Tuesday, July 19, 2011

David Brooks in Today's WSJ: The Road Not Taken

David Brooks is my hero. He is smart, articulate and not completely conservative. Today he write about how the repubs are squandering an opportunity to do some real good for the country. I am no fan of them but when they have a good idea I'll agree. So before my house gets egged, let me explain.

To have a social safety net we must fund it. I myself am very comfortable paying the taxes needed to fund it. However there are many people out there who are short sighted enough to believe they are self sufficient and will never need the net. For them, it becomes an issue of paying for someone else who cannot (or will not in their opinion) manage their affairs properly. They probably took Atlas Shrugged as their own personal morality play. I can't change their opinion.
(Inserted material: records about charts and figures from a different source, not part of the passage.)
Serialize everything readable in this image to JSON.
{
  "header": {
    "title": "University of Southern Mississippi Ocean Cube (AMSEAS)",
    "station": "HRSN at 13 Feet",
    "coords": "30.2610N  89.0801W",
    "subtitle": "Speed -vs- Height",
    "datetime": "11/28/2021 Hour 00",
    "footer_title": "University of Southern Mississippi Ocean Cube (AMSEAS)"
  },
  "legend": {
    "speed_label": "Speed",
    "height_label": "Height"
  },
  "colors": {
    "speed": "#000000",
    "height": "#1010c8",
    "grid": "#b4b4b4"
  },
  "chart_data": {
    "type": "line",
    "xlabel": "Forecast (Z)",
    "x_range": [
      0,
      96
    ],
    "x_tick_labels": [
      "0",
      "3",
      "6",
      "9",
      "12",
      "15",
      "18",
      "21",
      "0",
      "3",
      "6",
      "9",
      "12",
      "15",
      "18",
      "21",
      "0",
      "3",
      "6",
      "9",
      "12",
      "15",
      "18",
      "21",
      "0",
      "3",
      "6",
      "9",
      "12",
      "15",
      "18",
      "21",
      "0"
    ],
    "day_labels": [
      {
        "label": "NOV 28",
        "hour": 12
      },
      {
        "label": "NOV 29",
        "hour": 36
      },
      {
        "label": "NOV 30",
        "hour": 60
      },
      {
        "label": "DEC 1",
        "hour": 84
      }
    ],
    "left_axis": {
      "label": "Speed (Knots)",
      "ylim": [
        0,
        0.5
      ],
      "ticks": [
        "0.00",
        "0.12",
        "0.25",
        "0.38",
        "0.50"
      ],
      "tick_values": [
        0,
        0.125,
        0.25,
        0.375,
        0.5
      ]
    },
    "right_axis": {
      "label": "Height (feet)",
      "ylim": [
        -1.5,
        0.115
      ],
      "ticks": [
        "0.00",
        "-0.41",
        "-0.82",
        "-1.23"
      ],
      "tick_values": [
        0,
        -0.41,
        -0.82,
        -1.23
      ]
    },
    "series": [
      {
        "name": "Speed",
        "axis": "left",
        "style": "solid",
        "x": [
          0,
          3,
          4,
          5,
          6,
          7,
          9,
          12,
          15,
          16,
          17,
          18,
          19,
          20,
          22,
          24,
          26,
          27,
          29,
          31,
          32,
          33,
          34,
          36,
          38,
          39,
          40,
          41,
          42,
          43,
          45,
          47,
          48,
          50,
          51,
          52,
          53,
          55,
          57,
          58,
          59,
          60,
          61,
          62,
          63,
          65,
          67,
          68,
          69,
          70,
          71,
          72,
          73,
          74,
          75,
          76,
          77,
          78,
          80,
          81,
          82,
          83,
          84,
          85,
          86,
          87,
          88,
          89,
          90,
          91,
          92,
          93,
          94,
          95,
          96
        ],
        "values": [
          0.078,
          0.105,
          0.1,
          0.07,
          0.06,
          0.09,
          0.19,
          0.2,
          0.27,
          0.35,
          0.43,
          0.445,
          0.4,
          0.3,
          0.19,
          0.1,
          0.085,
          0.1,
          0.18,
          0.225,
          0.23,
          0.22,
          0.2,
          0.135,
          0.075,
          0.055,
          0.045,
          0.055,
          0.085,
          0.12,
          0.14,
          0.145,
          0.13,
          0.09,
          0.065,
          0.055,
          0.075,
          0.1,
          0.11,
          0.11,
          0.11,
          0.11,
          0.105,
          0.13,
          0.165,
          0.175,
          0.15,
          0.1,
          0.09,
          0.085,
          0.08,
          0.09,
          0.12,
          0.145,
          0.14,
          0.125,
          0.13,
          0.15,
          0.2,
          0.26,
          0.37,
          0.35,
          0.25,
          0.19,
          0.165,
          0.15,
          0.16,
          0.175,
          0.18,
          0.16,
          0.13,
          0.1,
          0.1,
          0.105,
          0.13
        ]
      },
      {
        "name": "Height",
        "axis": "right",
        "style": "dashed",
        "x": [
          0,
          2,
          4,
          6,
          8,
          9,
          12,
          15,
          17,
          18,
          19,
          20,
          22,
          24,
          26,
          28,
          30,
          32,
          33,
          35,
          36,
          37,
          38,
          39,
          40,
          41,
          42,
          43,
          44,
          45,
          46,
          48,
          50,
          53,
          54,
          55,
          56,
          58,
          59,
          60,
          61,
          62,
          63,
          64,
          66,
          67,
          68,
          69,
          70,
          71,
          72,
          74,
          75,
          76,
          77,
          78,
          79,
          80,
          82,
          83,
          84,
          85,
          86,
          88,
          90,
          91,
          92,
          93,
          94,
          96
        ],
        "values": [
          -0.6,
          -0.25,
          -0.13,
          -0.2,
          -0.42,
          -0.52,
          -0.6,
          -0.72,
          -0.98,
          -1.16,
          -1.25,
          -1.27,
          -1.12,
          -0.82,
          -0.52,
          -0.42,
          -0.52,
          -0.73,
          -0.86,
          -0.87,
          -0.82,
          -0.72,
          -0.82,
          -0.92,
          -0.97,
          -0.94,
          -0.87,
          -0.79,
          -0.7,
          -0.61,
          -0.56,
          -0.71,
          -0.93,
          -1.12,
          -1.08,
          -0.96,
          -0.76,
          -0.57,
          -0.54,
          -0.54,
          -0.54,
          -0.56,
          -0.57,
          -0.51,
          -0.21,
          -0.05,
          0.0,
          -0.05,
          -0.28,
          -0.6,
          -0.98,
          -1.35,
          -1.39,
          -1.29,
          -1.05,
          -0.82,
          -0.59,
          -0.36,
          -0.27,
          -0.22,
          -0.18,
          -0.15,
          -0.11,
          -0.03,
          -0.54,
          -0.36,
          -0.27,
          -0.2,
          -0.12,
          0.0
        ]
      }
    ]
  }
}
But the congress people they send to Washington already know that these constituents will be the first to clamor for government assistance when a tornado blows down their home or a hurricane washes away their second home on a barrier island. Their extreme position that they don't need the federal government is the worst kind of hypocrisy.

Here is where there is an argument that should be made that is not. There is no doubt that the federal government oversees a very significant flow of cash. Where the pubs could get a rise out of even me is the efficiency with which this money is used. There are far too many overlapping federal agencies that oversee sprawling empires that often lose sight of their core missions. Congress too is guilty of passing far too many laws that are poorly written and giving the assignment to oversee the enforcement of those laws to agencies that they then refuse to properly fund. This must stop. Our system of government in 4 year increments will never allow for the kind of sweeping changes that are needed to rationalize the federal government's mission. An in an environment in which a significant proportion of American's don't even understand the federal government's contribution to our economy and society will never accept it no matter the size.

So to see us on the brink of a bi-partisan deal that would bring us closer to a balanced budget and right even a few wrongs in those sprawling agencies and vast rule books and then pull back is just galling. What is wrong with those people anyway?